Luego Detlef se puso a trabajar con Eva para volver a representar la discusión final entre ambos, y le sonreía con expresión alentadora siempre que no le estaba escupiendo frases llenas de odio. Cuando el diálogo entre ambos hubo concluido, Detlef le dio a Eva un leve toquecito en la cabeza y ella cayó como si le hubieran asestado un tremendo golpe. La compañía aplaudió y Reinhardt la ayudó a levantarse. El fantasma vio que Illona observaba atentamente a su esposo y se mordía un costado del labio inferior. Eva, sin mostrarse cruel ni alentarlo, apartó a Reinhardt y dedicó su atención a lo que Detlef le comentaba acerca de su actuación, asintiendo ante sus observaciones y asimilándolas.

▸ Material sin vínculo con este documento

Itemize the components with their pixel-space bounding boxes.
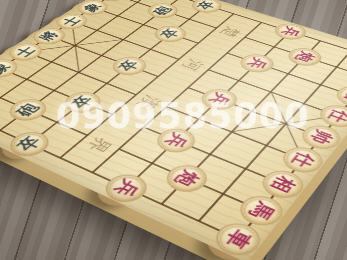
- river-inscription-char: 界: [79, 133, 120, 158]
- piece-black-soldier-i6: 卒: [187, 0, 227, 15]
- piece-black-cannon-h7: 砲: [142, 1, 183, 21]
- piece-character: 相: [331, 83, 347, 111]
- piece-red-advisor-f0: 仕: [314, 101, 347, 131]
- piece-red-soldier-i3: 兵: [269, 21, 311, 43]
- piece-character: 砲: [142, 1, 183, 21]
- piece-character: 卒: [187, 0, 227, 15]
- piece-ring: [335, 85, 347, 109]
- piece-red-cannon-b2: 炮: [159, 160, 214, 197]
- piece-character: 卒: [106, 54, 152, 79]
- piece-red-cannon-h2: 炮: [283, 45, 327, 69]
- piece-ring: [318, 103, 347, 129]
- piece-character: 卒: [149, 23, 192, 45]
- piece-ring: [280, 145, 325, 175]
- piece-character: 兵: [235, 51, 280, 76]
- piece-ring: [163, 163, 210, 194]
- watermark-phone-number: 0909585000: [56, 96, 310, 136]
- piece-character: 兵: [269, 21, 311, 43]
- photo-stage: 楚河漢界車兵卒車馬炮砲馬相兵卒象仕士帅兵卒將仕士相兵卒象馬炮砲馬車兵卒車 090…: [0, 0, 347, 260]
- piece-character: 砲: [2, 95, 53, 124]
- piece-ring: [260, 168, 306, 200]
- piece-red-soldier-g3: 兵: [235, 51, 280, 76]
- piece-black-cannon-b7: 砲: [2, 95, 53, 124]
- piece-black-soldier-e6: 卒: [106, 54, 152, 79]
- piece-ring: [6, 97, 50, 122]
- piece-character: 炮: [159, 160, 214, 197]
- piece-character: 炮: [283, 45, 327, 69]
- grid-rank-line: [60, 14, 235, 159]
- piece-red-elephant-g0: 相: [331, 83, 347, 111]
- piece-character: 仕: [314, 101, 347, 131]
- grid-file-line: [119, 149, 262, 211]
- piece-black-soldier-g6: 卒: [149, 23, 192, 45]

El Demonio de la Trampilla se dio cuenta de que no había juzgado mal a Eva Savinien. La muchacha no tenía necesidad de conceder sus favores a nadie. Avanzaría sólo mediante su talento. Y sin embargo, a pesar del afecto que le inspiraba, no podía evitar darse cuenta de que había en ella algo escalofriante. Al igual que sucedía con algunos grandes actores, podía no haber una persona real dentro de los papeles encarnaba.
—Muy bien —concluyó Detlef—. Estoy contento. Salgamos ahí fuera esta noche, y matémoslos.